FLINTA*Fin

Passive Income: What It Is and Why It Matters - FLINTA*Fin

For decades, economic debates have focused on wages — minimum wages, equal pay, collective bargaining. All of that matters. But long-term wealth inequality is driven less by wages than by asset ownership. Those who own assets receive income without continuously selling their time. Those who do not must rely entirely on labor. Understanding passive income means understanding this structural divide.

Most of us are used to thinking about income as wages. We work. We get paid. If we stop working, the income stops. That is labor income.

There is another form of income that plays a major role in wealth inequality: Passive income.

What Passive Income Actually Means

Passive income is money you receive without having to actively work for each payment

You invest something now — money, time, energy — and later that investment generates income. Examples:

  • Returns from ETFs or other financial investments
  • Rental income from property you own and rent out
  • Royalties from a book you wrote
  • Income from a business you own but do not actively work in

The key distinction: With employment or self-employment, income is tied to your ongoing labor. With passive income, the income continues even when you are not working. It is money that can come in while you sleep.

The Core Economic Difference

In modern economies, there are two main types of income:

  • Labor income → tied to time and work
  • Capital income → tied to ownership of assets

Capital income does not just add to wages — it grows on top of itself. Returns generate more capital, which generates more returns. Over decades, this creates widening gaps between those who own assets and those who do not. In many advanced economies, returns on capital have historically exceeded average wage growth over long periods. Therefore, asset ownership has been the central driver of long-term wealth accumulation.

This is politically relevant because FLINTA* people earn less on average, work part-time more often, and accumulate less wealth over their lifetimes. Pension systems reflect those inequalities.

If you rely only on labor income, you remain tied to structural wage gaps. If you also build capital income, your money begins to generate income independently of your working hours.

What Is Realistic?

Passive income is not “easy money.” It rarely transforms someone’s finances in the short term. Its power lies in time — decades, not months. 

It requires an upfront investment (money, skills, access, or time). The biggest barrier to passive income is unequal access to capital. FLINTA* people inherit less wealth, accumulate fewer assets over their lifetime, and are therefore less likely to participate in capital income streams.

For most FLINTA*s, then, getting passive income starts small:

  • A monthly ETF savings plan
  • Gradual asset accumulation
  • Building intellectual property (write a book; develop an online course; create a digital product; …)
  • Cooperative investment structures (cooperative housing; shared business ownership; …)

The power lies in long-term compounding.

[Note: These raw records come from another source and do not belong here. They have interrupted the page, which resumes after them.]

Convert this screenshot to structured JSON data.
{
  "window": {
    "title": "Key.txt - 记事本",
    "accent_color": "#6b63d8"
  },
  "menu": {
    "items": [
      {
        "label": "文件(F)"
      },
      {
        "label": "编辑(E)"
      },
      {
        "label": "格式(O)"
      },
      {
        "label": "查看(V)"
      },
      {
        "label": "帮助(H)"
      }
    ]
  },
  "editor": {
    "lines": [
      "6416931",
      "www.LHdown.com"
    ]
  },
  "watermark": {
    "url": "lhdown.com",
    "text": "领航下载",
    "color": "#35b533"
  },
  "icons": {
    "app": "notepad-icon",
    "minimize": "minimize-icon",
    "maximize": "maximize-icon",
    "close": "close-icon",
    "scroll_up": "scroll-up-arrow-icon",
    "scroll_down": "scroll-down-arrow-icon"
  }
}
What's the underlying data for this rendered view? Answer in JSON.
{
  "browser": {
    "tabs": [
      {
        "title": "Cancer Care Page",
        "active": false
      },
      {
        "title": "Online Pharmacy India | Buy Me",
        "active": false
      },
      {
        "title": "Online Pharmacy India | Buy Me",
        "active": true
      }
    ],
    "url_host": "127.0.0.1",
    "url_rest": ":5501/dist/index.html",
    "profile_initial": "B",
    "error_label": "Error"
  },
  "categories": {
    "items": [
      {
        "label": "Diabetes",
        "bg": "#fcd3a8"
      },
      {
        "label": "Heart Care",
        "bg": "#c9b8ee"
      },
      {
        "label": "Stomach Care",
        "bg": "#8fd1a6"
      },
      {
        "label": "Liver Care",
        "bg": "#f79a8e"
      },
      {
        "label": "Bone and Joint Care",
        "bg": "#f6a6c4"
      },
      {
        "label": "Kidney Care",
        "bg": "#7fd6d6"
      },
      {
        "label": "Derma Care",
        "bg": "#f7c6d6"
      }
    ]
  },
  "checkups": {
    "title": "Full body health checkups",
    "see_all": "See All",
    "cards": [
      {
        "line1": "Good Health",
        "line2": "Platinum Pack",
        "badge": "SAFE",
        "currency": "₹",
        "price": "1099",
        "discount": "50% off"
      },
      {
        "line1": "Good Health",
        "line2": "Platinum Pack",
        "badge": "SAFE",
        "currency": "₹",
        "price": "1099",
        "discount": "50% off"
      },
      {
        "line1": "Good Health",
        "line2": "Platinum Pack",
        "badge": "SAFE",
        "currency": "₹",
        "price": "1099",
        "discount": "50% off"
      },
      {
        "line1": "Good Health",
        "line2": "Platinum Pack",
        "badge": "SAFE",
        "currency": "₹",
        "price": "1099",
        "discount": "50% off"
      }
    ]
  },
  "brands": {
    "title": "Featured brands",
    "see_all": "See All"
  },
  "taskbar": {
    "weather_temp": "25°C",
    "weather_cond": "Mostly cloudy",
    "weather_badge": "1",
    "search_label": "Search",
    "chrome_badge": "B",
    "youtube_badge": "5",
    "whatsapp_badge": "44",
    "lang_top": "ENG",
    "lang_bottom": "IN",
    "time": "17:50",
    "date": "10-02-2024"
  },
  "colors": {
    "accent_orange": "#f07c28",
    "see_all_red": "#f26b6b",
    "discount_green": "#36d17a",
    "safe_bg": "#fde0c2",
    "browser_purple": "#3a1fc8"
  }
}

Of course, passive income also involves risk. Investments can lose value; property requires maintenance and carries market risk; and business income can fluctuate. 

Why This Matters Now

In Germany, women receive roughly 60 cents in pension for every euro men receive. In Austria and Switzerland, the gap is similarly large.

If pension systems reproduce lifetime inequality, then building additional income streams becomes a strategic question.

Passive income is not a cure for structural injustice. But understanding how it works is economic literacy and it gives us another tool in our toolbelt to empower ourselves and each other.